Question

$Pt({{H}_{2}})({{p}_{1}})/{{H}^{+}}(1M)({{H}_{2}})({{p}_{2}}),Pt$cell reaction will be exergonic if:
[A]$({{p}_{1}})=({{p}_{2}})$
[B]$({{p}_{1}})>({{p}_{2}})$
[C]$({{p}_{2}})>({{p}_{1}})$
[D]${{p}_{1}}=1atm$

Answer 1

Hint: For an exergonic reaction, release in free energy is negative. We can solve this by using the Nernst equation and solving it for the electrode provided. Nernst equation gives the relation between standard electrode potential and cell potential using the cathode and anode half reactions.
  Complete step by step solution:
A reaction is exergonic if the net change in free energy is negative. There will be a net release of free energy.
The above condition can be written as- $\Delta G={{G}_{product}}-{{G}_{reac\tan t}}<0$
I.e.$\Delta G$ should be negative.
As we know, for a spontaneous reaction,$\Delta G$is negative and $\Delta E$ will be positive.
Here, the given cell reaction$Pt({{H}_{2}})({{p}_{1}})/{{H}^{+}}(1M)({{H}_{2}})({{p}_{2}})$ we have a Platinum-Hydrogen electrode.

We know, Nernst equation is-
$\begin{align}
  & {{E}_{cell}}={{E}^{\circ }}-\frac{0.059}{n}\log Q \\
 & Q=\frac{[{{M}_{red}}]}{[{{M}_{ox}}]} \\
\end{align}$
Where, ${{E}_{cell}}$= Cell potential
${{E}^{\circ }}$=Standard cell potential
n= number of electrons transferred
Q= reaction quotient, which is given by the
 (Concentration of reduced metal ion)$\div $(Concentration of oxidised metal ion)
Cell reaction for $Pt({{H}_{2}})({{p}_{1}})/{{H}^{+}}(1M)({{H}_{2}})({{p}_{2}})$ will be-
$\begin{align}
  & {{H}_{2}}({{p}_{1}})\to {{H}^{+}} \\
 & {{H}^{+}}\to {{H}_{2}}({{p}_{2}}) \\
\end{align}$
Now, we can write the Nernst equation for $Pt({{H}_{2}})({{p}_{1}})/{{H}^{+}}(1M)({{H}_{2}})({{p}_{2}})$ as-
     ${{E}_{cell}}=0-\frac{0.059}{n}\log \frac{[{{H}^{+}}]({{p}_{2}})}{[{{H}^{+}}]({{p}_{1}})}$
$\because [{{H}^{+}}]=1$
     \[\begin{align}
  & \therefore {{E}_{cell}}=-\frac{0.059}{n}\log \frac{({{p}_{2}})}{({{p}_{1}})} \\
 & or,{{E}_{cell}}=\frac{0.059}{n}\log \frac{({{p}_{1}})}{({{p}_{2}})} \\
\end{align}\]
To make ${{E}_{cell}}$positive, we interchanged the positions of ${{p}_{1}}and{{p}_{2}}$
${{E}_{cell}}$ will be positive when $\frac{{{p}_{1}}}{{{p}_{2}}}$ is positive and,
 $\frac{{{p}_{1}}}{{{p}_{2}}}$ will be positive when $\log \frac{{{p}_{1}}}{{{p}_{2}}}$ is positive
Therefore, we can write that-
 $\begin{align}
  & \frac{{{p}_{1}}}{{{p}_{2}}}>1 \\
 & or,{{p}_{1}}>{{p}_{2}} \\
\end{align}$

Therefore, the reaction to be exergonic and for $\Delta G$ to be negative and ${{E}_{cell}}$ to be positive, ${{p}_{1}}$ must be greater than ${{p}_{2}}$.
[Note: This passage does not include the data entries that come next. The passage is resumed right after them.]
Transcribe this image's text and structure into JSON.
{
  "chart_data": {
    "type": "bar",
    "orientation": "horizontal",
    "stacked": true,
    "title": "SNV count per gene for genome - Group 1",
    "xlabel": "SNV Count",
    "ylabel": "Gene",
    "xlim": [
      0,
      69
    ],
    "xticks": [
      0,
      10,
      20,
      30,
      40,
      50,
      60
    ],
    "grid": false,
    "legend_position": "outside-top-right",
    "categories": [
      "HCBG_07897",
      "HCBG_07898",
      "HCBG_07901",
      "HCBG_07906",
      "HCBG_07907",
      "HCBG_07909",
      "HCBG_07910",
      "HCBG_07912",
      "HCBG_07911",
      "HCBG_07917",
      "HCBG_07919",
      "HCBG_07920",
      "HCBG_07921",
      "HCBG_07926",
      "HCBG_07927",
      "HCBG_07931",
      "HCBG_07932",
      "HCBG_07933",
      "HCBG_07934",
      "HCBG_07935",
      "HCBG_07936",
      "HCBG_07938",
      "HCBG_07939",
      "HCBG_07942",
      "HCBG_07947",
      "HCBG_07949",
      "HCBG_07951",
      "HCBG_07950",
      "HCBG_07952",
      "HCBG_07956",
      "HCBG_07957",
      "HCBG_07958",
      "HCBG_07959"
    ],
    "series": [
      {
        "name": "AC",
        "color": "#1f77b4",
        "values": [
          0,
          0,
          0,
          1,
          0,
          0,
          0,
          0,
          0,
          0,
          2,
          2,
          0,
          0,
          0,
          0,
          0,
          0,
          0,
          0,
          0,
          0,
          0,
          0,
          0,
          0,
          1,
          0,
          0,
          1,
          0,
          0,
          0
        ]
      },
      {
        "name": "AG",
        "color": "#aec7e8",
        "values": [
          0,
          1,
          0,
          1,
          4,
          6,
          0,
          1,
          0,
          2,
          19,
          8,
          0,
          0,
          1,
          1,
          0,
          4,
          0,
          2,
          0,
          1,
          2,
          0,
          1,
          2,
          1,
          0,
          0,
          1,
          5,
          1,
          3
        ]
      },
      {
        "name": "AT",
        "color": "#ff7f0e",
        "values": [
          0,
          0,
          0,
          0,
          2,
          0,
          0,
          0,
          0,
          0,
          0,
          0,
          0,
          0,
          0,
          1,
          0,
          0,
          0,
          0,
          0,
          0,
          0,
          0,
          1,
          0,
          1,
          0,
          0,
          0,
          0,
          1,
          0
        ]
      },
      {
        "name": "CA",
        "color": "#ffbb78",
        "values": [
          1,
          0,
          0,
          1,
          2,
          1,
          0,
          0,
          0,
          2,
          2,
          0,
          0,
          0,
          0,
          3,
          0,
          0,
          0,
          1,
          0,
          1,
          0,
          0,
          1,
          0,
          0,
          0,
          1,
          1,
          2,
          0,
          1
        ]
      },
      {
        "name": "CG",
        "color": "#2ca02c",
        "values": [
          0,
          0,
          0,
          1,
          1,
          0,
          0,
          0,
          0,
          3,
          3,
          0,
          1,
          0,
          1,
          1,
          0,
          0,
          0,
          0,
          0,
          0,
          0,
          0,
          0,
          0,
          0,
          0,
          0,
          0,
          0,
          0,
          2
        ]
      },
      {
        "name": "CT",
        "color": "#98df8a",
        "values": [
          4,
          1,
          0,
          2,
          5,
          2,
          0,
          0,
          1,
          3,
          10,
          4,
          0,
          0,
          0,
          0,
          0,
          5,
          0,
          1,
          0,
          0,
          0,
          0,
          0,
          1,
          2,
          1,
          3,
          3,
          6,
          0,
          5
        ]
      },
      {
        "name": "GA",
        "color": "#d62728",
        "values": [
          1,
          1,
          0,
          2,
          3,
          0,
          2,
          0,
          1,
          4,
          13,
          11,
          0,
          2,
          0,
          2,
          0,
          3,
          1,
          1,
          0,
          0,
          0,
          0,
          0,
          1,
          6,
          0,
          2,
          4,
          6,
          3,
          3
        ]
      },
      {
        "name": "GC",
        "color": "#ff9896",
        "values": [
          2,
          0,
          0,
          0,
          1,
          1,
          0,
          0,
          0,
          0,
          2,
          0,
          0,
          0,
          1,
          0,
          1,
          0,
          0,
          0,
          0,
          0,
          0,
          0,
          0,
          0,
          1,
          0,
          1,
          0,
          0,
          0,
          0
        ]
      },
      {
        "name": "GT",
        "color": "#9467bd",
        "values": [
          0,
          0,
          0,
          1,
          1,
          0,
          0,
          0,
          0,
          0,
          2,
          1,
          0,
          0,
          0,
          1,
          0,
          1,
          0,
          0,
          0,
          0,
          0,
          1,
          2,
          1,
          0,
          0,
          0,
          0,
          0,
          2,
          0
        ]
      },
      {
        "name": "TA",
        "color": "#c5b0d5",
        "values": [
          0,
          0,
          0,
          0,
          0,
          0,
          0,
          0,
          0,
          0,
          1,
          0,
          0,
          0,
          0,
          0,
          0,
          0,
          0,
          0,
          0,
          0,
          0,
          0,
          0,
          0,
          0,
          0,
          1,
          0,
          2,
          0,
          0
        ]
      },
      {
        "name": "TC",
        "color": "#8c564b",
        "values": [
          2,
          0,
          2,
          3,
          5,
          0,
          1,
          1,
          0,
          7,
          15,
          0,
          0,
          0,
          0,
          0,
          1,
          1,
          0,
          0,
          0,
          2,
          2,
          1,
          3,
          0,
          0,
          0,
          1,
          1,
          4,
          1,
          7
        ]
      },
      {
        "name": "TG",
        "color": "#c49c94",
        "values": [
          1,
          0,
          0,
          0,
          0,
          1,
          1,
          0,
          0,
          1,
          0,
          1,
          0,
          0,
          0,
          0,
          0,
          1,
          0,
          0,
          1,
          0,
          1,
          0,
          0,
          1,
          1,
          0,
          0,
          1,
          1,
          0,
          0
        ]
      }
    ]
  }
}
Therefore, the correct answer is option [B] $({{p}_{1}})>({{p}_{2}})$.

Note: It is important to remember how free energy is related to the cell potential. It is also important to write down the cells oxidation and reduction reactions correctly. If we write the oxidation and reduction half reactions incorrectly, we will get the opposite answer,$({{p}_{2}})>({{p}_{1}})$ which is incorrect. Therefore, the cell notations should be written correctly here. Also, we must remember the Nernst Equation to solve such questions.